OTTAWA, ONTARIO--(Marketwire - Oct. 19, 2012) - Following the government's tabling of its proposed changes to the pensions of federal public servants and Members of Parliament, the Professional Institute of the Public Service of Canada (PIPSC) questions the rationale behind the changes and the appropriateness of some of the related measures contained in Bill C-45, the enabling legislation currently before Parliament.
"Minister Clement is just plain wrong when he suggests that, in the past, public service employees have not paid their fair share when it comes to their retirement. In fact, they already contribute more to their pension plans than most Canadian workers. And the federal government did not hesitate to help itself to some $30B from their retirement fund a few years ago to help pay down the deficit" said PIPSC President Gary Corbett.
"Our main concern isn't over adjusting the contribution ratio to 50/50, it's about the direction that the government wants to impose on the public service, which is already having trouble attracting the best candidates. Creating two classes of federal employees and pushing back the retirement age for public servants certainly won't do anything to entice people join its ranks".

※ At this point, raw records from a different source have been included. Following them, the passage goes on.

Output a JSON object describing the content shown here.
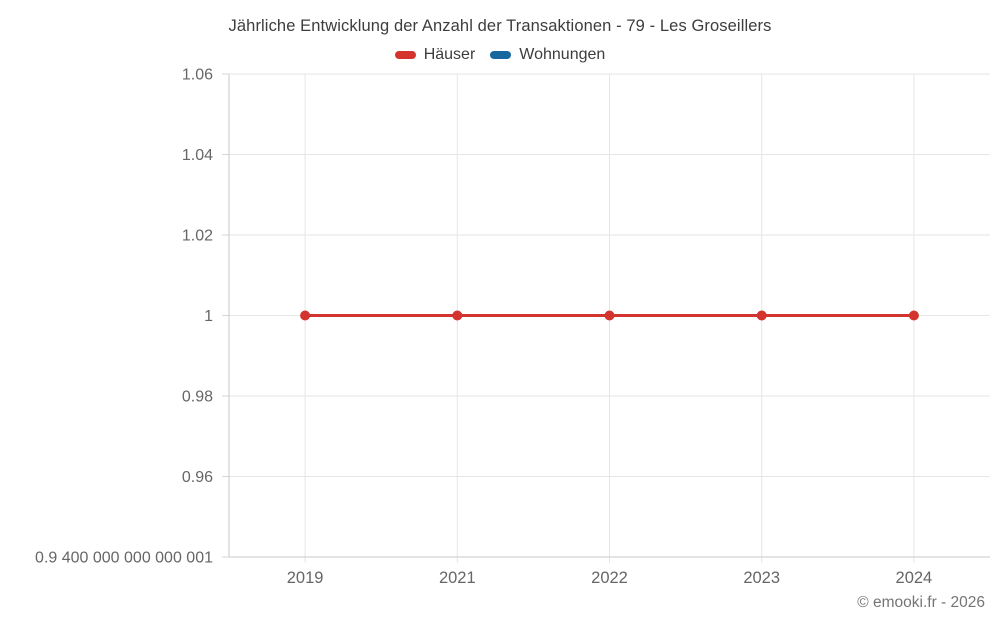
{
  "page": {
    "title": "Jährliche Entwicklung der Anzahl der Transaktionen - 79 - Les Groseillers",
    "footer": "© emooki.fr - 2026"
  },
  "colors": {
    "haeuser": "#d3342e",
    "wohnungen": "#17689e",
    "gridline": "#e6e6e6",
    "axis_line": "#c9c9c9",
    "tick_mark": "#d6d6d6",
    "tick_label": "#666666",
    "title_text": "#3d3d3d",
    "footer_text": "#757575"
  },
  "chart_data": {
    "type": "line",
    "title": "Jährliche Entwicklung der Anzahl der Transaktionen - 79 - Les Groseillers",
    "categories": [
      "2019",
      "2021",
      "2022",
      "2023",
      "2024"
    ],
    "series": [
      {
        "name": "Häuser",
        "color": "#d3342e",
        "values": [
          1,
          1,
          1,
          1,
          1
        ]
      },
      {
        "name": "Wohnungen",
        "color": "#17689e",
        "values": []
      }
    ],
    "xlabel": "",
    "ylabel": "",
    "ylim": [
      0.94,
      1.06
    ],
    "yticks": [
      0.94,
      0.96,
      0.98,
      1,
      1.02,
      1.04,
      1.06
    ],
    "ytick_labels": [
      "0.9 400 000 000 000 001",
      "0.96",
      "0.98",
      "1",
      "1.02",
      "1.04",
      "1.06"
    ],
    "grid": true,
    "legend_position": "top",
    "marker": "circle"
  }
}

"This legislation confirms our belief that the government has been listening to the business community and to right-leaning think-tanks instead of looking to represent the best interests of all Canadians. Cutting back on services and making a career in public service less attractive is the exact opposite of what should be done to ensure that the safety and well-being of Canadians is not compromised in the future" concluded Corbett.
The Institute is currently studying the full text of the draft legislation and will be in a position to comment further once it has completed its review.
The Professional Institute of the Public Service of Canada represents some 60,000 professionals and scientists across Canada's public sector.